Fruit Trees, Grafting, Seeds

Day 248

Grafting

This is an Espalliared Plum rootstock that we bought 2 years ago from the rare fruit Society. The graft did not work so we were left with a very vigorous very spikey tree. Apparently plums do very well in this environment, so it is a good rootstock, however, you can only graft plums or apricots onto it. Neither of which I particularly wanted in the garden now that the village farm has so many plums and apricots; (We chose this before the farm orchard was planted) so I asked the rare fruit experts for grafts that will give me something unique. Above is a pic of my first ever graft, a double header - Mystery and Plumcot - Interspecific plum x apricot. These are a cleft graft mainly because I could not get the grafting knife I bought from Green Harvest to cut (very disappointing) so I ended up using my trusty stanley knife. This was the best cut I could manage, also the rootstock is very large, so I bodged it really, but I did make sure that the cambium layers of the rootstock and the scion were aligned, (aren't you impressed with the jargon) and because there was so much trunk exposed, I decided to spray the exposed areas with steri prune just for good measure - to keep out infection. (the black stuff).



This is another 2 year old plum that I cut back and grafted with a yellow fleshed plum - Coes Golden Drop. Grafted the same way.

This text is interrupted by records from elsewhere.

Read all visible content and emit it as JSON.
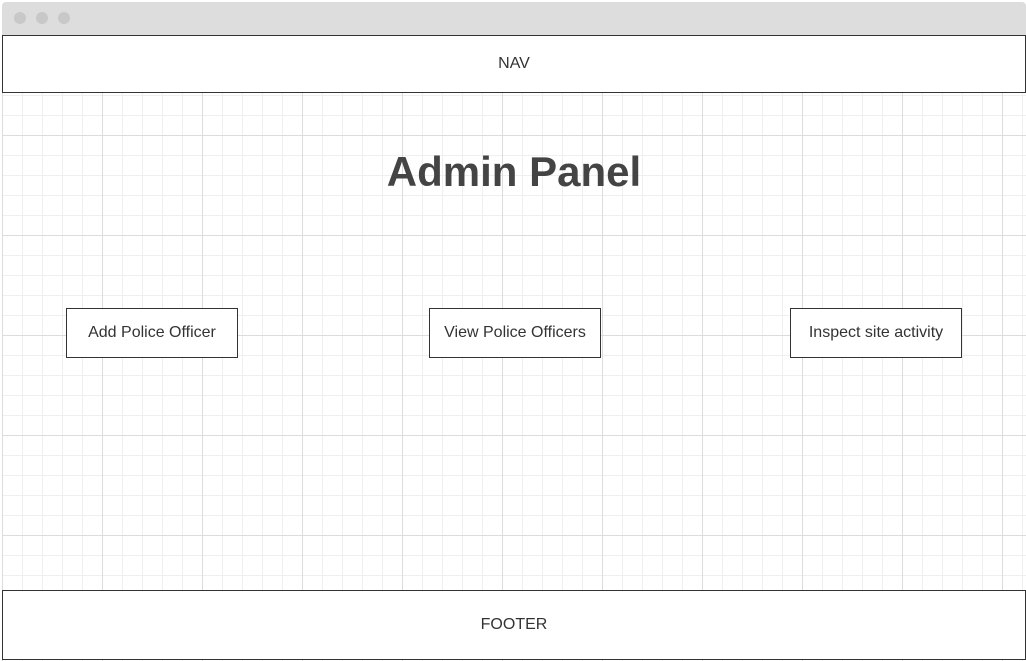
{
  "nav": {
    "label": "NAV"
  },
  "main": {
    "title": "Admin Panel",
    "actions": [
      {
        "label": "Add Police Officer"
      },
      {
        "label": "View Police Officers"
      },
      {
        "label": "Inspect site activity"
      }
    ]
  },
  "footer": {
    "label": "FOOTER"
  },
  "colors": {
    "titlebar": "#dddddd",
    "window_dots": "#c8c8c8",
    "border": "#333333",
    "text": "#333333",
    "title_text": "#444444",
    "grid_major": "#dcdcdc",
    "grid_minor": "#efefef"
  }
}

Here are the two cuttings I bought at the Rare fruit Society a -  Fig - Preston Prolific (amber flesh) and a Grape - Himrod Seedless - pink flesh. Hopefully they will have grown some roots by Spring, and I can plant them out.

 

Here is one of the three bare rooted fruit trees I bought at the Rare Fruit Society for $6. I bought a peach, quince, and a nectarine. They don't look like much at the moment.

 

While I was taking the photos I realised that the poor olive tree (To the right of the insulation) has actually survived the constant attacks by the weevils. These small  shoots were protected by the yoghurt container, and out-lived the weevils (I think they die off in winter) I am inpressed by the tenacity of the tree!


 

I also discovered this proof that the insulation barrier does work - see the weevil hanging on to the left hand side of the cuff. It looks like it got stuck in the fibres but maybe the cold killed it??

Seeds


some seeds I potted up from Green Harvest


The seeds in this nifty seed raising box - from Cheap as Chips for about $7


Dinner


Dinner of Angelakis Bros. local Garfish served over (Byron Bay) brown fried rice.